Should I block AI crawlers from my site?
It depends on your content rights strategy. Blocking GPTBot, ClaudeBot, and Google-Extended prevents your content being used to train future model versions but does not affect live AI search citations from PerplexityBot or OAI-SearchBot. Most publishers block training crawlers but allow live search crawlers to keep getting cited.
What is the difference between GPTBot and OAI-SearchBot?
Both are OpenAI bots. GPTBot crawls your site to gather training data for future ChatGPT versions. OAI-SearchBot crawls for live AI search results inside ChatGPT. Blocking GPTBot keeps your content out of training; blocking OAI-SearchBot means ChatGPT cannot cite you when users ask questions in your niche.
What is Google-Extended?
Google-Extended is the separate user agent Google uses to fetch content specifically for Gemini training and Bard / Search Generative Experience answers. Blocking Google-Extended in robots.txt opts your content out of Gemini training and AI Overviews without affecting normal Googlebot crawling for regular search ranking.
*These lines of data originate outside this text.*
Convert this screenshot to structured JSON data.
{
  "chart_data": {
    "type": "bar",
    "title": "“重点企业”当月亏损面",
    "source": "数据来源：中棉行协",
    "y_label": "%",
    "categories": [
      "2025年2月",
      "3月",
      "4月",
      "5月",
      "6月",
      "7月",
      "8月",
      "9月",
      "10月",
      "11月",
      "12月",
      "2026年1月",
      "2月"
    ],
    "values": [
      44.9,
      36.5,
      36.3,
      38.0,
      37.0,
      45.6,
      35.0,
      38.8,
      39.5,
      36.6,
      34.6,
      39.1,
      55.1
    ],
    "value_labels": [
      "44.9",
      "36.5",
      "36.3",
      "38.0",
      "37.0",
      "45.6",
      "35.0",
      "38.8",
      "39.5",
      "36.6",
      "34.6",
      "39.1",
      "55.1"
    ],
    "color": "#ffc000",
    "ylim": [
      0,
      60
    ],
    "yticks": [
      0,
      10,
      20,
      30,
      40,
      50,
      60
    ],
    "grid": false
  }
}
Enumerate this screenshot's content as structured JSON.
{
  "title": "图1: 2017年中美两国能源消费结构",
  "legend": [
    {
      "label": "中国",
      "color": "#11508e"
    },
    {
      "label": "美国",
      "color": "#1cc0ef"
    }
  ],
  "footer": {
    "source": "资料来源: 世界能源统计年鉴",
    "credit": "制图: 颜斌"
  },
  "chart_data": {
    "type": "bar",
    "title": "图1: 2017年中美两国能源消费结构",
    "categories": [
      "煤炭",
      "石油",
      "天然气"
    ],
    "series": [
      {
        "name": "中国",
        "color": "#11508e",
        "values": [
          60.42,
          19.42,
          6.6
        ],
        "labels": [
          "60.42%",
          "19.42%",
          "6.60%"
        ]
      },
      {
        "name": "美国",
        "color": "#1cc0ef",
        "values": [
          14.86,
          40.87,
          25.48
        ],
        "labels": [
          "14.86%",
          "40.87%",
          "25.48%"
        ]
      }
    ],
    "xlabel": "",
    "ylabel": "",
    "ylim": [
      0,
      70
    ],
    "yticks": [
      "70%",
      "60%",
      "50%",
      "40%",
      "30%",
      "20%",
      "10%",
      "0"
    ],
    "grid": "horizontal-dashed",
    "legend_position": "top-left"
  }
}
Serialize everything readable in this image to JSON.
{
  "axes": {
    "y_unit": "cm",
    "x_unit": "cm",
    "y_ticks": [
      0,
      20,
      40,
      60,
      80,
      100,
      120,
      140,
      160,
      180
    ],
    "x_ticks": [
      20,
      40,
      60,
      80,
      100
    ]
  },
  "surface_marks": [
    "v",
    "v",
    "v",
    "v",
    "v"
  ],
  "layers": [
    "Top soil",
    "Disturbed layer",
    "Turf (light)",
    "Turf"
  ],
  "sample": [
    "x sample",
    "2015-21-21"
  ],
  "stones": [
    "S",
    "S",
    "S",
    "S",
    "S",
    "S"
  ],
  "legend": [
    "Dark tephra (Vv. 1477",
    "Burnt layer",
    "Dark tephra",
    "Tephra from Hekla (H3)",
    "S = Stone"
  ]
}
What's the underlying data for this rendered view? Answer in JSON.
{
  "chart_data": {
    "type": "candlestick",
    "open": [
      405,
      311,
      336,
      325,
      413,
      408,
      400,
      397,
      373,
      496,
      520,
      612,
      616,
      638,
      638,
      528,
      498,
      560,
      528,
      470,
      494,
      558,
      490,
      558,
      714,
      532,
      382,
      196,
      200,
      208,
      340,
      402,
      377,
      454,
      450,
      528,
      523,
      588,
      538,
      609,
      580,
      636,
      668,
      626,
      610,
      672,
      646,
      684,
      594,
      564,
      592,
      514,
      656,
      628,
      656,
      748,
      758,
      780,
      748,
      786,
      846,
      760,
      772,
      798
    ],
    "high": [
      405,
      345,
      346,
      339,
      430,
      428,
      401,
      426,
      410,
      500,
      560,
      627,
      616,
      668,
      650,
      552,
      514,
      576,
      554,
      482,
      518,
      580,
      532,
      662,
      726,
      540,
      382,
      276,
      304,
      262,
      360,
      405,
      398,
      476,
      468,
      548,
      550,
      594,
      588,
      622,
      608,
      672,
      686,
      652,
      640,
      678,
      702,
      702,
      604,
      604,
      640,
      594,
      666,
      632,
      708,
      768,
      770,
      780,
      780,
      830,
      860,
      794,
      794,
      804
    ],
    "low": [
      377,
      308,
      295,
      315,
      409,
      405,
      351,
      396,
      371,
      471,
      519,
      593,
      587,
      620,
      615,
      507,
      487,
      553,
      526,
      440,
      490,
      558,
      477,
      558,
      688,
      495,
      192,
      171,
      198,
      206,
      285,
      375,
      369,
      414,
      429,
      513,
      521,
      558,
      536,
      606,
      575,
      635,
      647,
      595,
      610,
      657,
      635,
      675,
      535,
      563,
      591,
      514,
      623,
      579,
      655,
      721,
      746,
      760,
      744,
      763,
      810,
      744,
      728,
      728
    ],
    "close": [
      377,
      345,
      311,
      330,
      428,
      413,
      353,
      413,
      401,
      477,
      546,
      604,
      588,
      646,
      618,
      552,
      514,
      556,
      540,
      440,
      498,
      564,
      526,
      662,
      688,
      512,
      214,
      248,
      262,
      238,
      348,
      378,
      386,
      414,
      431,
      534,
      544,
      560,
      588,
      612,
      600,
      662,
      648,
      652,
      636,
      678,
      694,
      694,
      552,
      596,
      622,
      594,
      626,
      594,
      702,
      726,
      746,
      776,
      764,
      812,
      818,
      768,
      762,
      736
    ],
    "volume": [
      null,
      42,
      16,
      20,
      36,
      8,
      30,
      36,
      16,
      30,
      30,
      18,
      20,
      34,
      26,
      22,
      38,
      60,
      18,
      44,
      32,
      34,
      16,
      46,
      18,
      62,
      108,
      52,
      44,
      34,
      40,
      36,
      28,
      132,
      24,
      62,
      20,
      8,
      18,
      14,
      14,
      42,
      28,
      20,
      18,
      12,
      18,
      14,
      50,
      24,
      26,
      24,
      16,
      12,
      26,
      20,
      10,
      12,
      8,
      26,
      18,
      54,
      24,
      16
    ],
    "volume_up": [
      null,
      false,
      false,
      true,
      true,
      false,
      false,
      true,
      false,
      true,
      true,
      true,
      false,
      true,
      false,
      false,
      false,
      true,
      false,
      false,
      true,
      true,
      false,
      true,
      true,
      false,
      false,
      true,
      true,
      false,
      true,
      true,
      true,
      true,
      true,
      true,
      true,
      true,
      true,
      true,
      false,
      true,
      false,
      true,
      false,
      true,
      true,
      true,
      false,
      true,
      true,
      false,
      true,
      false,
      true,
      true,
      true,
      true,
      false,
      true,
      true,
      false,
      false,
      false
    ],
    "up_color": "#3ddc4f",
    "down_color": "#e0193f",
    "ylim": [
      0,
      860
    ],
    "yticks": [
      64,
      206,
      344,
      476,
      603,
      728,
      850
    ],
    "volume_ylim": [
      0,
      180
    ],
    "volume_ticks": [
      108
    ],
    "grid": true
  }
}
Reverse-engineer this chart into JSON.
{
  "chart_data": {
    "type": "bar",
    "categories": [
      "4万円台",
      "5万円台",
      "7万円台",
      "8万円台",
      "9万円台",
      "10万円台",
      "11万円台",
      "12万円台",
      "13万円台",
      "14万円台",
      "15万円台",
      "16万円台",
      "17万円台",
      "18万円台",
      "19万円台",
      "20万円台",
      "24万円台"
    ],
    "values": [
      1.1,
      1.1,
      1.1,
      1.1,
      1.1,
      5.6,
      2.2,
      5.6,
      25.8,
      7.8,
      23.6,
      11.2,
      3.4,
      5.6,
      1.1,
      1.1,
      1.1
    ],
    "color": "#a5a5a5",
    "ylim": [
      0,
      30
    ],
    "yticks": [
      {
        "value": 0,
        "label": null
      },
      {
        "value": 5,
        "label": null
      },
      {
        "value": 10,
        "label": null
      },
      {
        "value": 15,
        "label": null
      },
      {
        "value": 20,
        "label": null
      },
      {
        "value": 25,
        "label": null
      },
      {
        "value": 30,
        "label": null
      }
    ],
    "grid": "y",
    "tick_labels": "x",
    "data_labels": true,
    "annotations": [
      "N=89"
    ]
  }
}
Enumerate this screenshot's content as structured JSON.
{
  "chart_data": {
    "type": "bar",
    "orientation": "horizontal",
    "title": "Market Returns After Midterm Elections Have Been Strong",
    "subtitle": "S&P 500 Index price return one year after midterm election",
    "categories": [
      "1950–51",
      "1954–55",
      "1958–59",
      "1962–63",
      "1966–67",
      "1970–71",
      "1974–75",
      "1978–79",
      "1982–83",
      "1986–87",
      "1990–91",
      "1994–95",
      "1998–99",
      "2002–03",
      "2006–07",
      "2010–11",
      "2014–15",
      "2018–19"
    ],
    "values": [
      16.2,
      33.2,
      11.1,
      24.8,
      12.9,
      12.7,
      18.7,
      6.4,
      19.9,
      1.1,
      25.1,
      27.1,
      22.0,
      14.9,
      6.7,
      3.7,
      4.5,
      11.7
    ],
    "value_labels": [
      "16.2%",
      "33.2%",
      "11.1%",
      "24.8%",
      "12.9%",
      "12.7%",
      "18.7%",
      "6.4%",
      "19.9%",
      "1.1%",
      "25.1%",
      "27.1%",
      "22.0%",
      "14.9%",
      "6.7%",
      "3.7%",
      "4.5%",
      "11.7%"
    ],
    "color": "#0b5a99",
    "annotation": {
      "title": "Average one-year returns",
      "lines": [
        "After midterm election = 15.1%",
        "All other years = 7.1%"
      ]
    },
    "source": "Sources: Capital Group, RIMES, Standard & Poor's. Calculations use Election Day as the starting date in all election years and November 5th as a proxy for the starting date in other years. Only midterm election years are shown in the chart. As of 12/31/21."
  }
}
Do AI crawlers respect robots.txt?
The major vendors (OpenAI, Anthropic, Google, Perplexity, Apple, Meta) publicly commit to respecting robots.txt. A small set of lower-quality scrapers ignore it. If you need stronger enforcement than robots.txt, add server-side IP blocks or user-agent firewall rules on top.
Why does the checker need to read my robots.txt?
Robots.txt is the file every AI crawler reads to decide what it can fetch. The verdict for each bot depends on the matched rule in that file. Without reading the live robots.txt, the checker cannot tell you which bots can actually see your site.
How often should I run this audit?
Run it after any robots.txt change, after a major site migration, and at least once a quarter as a maintenance pass. New AI crawlers launch frequently, and existing rules sometimes break in unexpected ways after a CMS upgrade or theme switch, so quarterly is a sane cadence. After verifying access, publish an llms.txt manifest so the bots you allow get a curated reading list.